안녕하세요, Davey 입니다. 오늘 소개드릴 TED speech 는 모든 사람들이 원하는 "여유 시간" 이라는 주제와 관련된 강연입니다. 바로, 어떻게, 자유시간을 컨트롤하는지에 대한 팁이 담겨있는 강연입니다.

 

Title은 How to gain control of your free time 입니다. 본문 내용은 아래 Link 참조 부탁 드립니다.

 

https://www.ted.com/talks/laura_vanderkam_how_to_gain_control_of_your_free_time

 

How to gain control of your free time

There are 168 hours in each week. How do we find time for what matters most? Time management expert Laura Vanderkam studies how busy people spend their lives, and she's discovered that many of us drastically overestimate our commitments each week, while un

www.ted.com


- 자유시간이라... 사람들이 항상 일단 자기개발, 아니면 부탁을 받을 때 제일 먼저 하는 애기가, "아! 미안, 시간이 없어서" 아니면, "아~ 시간이 없어서 못해" 이렇게 애기하는게 대부분입니다. 그래서 그런지, 강연내용에서 다른 사람들이 그냥 애기한 내용이 아닌 다른 내용이 나오지 않을 까 하는 기대감으로 강연을 읽게 되었습니다. 일단 서두에는, 자신이 시간관리에 대해서 쓰는 사람이라고 알면, 항상 모든 상황에서 시간을 잘 지키는 사람이라고 인식을 합니다. 하지만, 저도, 예전에, 제 시간 관리에 대한 강연에 늦었습니다. 이 아이러니 한 상황을 즐기세요라고 하면서, 분위기를 업하네요.

 

- 오른쪽을 돌때, 심부름을 해라 등의 여유시간을 가질 수 있는 상황이 많다는 걸 애기를 하고 있습니다. 이 부분에 대해서 연구하는 과정에서 정말 바쁜 여자가, 배수관이 고장나서, 바닥이 물로 흠뻑 젖어버릴때 배관공이 와서 그것을 치우는 그 과정응 수행 할 수 있는 시간을 찾을 거죠! 즉, 시간이 없다는 것은 우선순위에서 밀렸다는 거라고 설명을 합니다. 누군가가 부탁할때 시간이 없다고 하는건, 우선순위에서 부탁받은게 밀린거죠~ 이런 이론을 들으면, 나름대로 설득은 되는거 같습니다. 저도 사실, 지금 현재 자신이 처한 상황이 가장 중요하다고 생각하는거죠. 근데 여기에서 speaker가
애기한 듯이 돈 많이 줄테니까 자신이 부탁한걸 해달라고 하면 안할까요? 당연히 하겠죠. 머 비현실적인 애기라고도 하네요. 즉, 시간을 내고 그걸 사용하는건 우선순위 정하는거라는것과, 우리가 일하고도, 충분히 우리가 원하는 or 우리가 해야 하는 일을 할수 있는 시간이 어느정도 있다는 걸 기억하시면서 (티비를 보거나 그냥 어정거리는데 시간 낭비하지 마시고) 아래 본문 script와 단어 참조하시어, 영어공부 열심히 하세요. 아래 script는 TED 홈페이지 해당 speech의 Transcript 내용 참조하였습니다.

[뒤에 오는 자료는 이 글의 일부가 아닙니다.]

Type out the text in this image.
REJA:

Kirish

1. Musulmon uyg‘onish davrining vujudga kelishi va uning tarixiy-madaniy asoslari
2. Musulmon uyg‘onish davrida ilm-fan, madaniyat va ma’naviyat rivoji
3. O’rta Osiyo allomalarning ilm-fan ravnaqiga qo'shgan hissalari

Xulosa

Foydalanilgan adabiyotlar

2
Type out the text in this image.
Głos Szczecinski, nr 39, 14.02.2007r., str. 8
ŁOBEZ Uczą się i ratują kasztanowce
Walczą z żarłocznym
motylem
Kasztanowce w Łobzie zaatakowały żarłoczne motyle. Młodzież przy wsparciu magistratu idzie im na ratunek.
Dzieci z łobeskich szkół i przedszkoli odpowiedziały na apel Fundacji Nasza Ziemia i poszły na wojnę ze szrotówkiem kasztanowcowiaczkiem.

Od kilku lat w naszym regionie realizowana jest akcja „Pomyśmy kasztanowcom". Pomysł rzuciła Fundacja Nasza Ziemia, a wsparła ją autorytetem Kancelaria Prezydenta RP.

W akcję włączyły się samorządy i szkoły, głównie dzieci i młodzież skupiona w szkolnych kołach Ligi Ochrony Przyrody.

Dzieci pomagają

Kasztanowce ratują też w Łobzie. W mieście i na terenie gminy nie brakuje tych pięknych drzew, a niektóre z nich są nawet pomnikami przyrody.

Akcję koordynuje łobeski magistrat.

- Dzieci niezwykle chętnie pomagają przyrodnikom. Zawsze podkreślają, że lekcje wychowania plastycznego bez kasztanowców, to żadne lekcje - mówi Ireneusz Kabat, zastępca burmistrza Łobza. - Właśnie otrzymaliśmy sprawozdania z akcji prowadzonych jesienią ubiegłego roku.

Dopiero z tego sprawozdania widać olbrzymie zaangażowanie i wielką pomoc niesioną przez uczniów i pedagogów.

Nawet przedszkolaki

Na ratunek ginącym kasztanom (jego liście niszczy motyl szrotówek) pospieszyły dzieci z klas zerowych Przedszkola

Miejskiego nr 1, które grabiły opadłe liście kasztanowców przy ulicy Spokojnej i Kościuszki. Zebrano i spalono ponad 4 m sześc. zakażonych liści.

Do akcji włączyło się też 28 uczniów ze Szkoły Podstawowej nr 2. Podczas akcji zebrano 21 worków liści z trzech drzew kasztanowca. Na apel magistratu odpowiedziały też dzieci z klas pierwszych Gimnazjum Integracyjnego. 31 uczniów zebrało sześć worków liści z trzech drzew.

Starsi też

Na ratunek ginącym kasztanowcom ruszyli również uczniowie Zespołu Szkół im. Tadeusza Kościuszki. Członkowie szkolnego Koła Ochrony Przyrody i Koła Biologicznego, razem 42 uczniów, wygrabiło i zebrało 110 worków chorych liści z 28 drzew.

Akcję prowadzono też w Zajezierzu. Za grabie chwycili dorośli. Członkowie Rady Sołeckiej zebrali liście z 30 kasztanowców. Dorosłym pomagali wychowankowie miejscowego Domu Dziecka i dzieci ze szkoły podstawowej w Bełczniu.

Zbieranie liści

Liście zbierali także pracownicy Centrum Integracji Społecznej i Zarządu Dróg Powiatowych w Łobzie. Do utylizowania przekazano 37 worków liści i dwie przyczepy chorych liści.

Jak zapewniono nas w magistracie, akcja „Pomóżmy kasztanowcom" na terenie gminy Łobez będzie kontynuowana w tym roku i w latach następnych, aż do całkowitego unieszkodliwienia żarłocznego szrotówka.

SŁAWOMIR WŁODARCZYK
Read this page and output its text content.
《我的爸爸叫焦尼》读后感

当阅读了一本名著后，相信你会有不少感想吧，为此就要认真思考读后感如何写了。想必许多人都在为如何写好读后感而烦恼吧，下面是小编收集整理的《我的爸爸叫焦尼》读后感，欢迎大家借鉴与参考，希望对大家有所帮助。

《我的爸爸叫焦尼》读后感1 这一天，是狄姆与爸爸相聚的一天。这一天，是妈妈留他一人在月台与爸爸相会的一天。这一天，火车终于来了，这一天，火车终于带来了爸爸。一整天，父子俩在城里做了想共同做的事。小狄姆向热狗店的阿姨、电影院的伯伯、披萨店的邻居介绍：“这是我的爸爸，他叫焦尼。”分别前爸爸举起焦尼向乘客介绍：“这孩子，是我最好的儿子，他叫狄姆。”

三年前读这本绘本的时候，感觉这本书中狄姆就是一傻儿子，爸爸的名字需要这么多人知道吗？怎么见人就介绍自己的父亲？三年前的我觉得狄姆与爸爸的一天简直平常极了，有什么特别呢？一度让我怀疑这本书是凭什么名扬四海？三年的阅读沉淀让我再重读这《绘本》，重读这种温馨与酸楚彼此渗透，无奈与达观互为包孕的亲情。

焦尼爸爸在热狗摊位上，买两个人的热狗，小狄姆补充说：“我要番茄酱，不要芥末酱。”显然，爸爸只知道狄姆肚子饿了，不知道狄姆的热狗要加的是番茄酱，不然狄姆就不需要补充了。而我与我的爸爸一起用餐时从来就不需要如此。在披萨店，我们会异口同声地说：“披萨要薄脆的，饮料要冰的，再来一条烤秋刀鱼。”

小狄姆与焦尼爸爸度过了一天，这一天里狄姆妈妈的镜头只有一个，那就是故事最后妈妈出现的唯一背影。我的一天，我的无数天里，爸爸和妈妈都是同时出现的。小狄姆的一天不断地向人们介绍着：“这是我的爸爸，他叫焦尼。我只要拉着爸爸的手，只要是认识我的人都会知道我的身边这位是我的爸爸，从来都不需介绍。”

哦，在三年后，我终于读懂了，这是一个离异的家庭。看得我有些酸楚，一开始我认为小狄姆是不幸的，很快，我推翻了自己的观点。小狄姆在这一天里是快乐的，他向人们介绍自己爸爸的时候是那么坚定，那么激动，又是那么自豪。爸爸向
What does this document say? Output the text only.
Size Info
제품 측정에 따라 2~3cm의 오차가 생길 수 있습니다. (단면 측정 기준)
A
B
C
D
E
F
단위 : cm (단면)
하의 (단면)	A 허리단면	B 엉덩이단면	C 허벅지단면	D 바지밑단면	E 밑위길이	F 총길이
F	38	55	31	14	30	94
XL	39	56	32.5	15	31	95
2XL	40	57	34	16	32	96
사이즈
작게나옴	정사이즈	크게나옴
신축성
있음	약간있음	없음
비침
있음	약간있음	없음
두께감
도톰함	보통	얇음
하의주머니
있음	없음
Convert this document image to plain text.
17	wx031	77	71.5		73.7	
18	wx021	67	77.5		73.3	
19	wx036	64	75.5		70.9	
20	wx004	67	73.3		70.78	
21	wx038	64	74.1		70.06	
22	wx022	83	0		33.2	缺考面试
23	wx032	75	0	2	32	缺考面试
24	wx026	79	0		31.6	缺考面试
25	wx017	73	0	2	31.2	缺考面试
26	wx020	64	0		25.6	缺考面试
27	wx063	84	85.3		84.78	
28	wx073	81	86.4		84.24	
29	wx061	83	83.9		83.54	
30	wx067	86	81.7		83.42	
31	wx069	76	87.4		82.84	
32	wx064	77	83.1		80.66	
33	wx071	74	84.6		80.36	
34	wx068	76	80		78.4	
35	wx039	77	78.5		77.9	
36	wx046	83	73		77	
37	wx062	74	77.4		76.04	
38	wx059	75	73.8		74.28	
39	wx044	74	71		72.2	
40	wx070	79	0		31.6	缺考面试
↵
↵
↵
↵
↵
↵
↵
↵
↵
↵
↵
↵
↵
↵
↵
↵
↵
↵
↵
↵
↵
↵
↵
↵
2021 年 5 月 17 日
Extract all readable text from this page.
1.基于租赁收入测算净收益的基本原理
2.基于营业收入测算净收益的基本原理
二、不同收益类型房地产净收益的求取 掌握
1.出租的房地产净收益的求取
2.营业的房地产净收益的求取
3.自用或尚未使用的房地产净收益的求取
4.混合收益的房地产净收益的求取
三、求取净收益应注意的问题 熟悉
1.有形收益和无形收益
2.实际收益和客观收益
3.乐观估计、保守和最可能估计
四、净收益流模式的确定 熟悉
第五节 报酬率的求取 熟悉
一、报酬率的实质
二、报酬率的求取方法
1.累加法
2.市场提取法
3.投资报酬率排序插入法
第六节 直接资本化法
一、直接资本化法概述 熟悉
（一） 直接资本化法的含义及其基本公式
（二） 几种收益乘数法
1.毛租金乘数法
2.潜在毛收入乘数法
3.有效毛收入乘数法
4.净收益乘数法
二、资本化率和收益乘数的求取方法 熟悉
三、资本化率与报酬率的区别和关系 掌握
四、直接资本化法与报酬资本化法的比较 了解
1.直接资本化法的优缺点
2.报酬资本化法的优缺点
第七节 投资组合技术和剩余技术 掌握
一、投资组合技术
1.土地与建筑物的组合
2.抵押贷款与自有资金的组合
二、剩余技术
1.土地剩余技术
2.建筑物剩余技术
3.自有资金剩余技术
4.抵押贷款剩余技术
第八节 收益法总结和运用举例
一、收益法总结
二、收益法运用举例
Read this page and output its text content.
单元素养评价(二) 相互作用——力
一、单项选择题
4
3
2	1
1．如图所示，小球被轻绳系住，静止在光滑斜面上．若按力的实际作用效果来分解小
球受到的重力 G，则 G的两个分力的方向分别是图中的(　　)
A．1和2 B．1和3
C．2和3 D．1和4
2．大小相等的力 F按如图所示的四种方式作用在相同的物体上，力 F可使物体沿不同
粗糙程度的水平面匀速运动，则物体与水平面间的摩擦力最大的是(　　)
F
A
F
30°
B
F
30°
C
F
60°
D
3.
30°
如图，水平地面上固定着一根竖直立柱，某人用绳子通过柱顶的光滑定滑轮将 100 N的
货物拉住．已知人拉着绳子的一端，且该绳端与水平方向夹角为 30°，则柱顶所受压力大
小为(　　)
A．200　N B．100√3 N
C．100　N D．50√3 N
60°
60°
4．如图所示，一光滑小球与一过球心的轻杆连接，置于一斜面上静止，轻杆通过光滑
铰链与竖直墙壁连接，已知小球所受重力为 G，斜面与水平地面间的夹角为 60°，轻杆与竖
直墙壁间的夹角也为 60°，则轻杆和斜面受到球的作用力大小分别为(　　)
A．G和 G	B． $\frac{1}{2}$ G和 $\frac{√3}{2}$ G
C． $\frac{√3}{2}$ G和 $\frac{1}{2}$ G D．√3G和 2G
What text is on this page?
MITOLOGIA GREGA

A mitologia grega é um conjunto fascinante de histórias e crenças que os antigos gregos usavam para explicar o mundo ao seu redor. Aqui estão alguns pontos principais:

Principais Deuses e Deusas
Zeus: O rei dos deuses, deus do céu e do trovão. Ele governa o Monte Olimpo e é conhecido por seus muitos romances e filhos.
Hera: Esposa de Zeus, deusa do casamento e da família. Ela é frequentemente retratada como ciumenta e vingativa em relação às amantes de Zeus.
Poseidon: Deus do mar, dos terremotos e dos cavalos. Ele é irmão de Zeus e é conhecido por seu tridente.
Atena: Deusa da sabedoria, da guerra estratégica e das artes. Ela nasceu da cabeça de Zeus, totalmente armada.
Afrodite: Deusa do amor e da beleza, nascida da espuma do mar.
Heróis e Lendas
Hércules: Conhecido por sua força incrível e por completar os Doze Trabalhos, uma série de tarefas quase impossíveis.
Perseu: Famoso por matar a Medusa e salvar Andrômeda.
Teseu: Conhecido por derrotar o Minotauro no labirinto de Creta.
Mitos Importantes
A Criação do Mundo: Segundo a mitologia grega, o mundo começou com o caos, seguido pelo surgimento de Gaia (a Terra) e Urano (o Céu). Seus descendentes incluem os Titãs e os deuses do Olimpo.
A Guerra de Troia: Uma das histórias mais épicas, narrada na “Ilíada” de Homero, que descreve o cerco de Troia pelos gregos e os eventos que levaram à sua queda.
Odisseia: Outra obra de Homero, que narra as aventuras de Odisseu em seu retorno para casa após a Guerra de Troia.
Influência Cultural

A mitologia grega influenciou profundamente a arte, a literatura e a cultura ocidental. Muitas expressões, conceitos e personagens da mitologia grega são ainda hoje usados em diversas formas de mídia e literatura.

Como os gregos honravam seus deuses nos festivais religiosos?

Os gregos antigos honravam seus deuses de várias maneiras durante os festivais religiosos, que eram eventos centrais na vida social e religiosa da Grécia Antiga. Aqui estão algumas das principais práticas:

- How to gain control of your free time script & words

 

TED 영상 사진 참조

 

When people find out I write about time management, they assume two things. One is that I'm always on time, and I'm not. I have four small children, and I would like to blame them for my occasional tardiness, but sometimes it's just not their fault. I was once late to my own speech on time management.
(Laughter)

tardiness 느림, 지각, 완만함

We all had to just take a moment together and savor that irony.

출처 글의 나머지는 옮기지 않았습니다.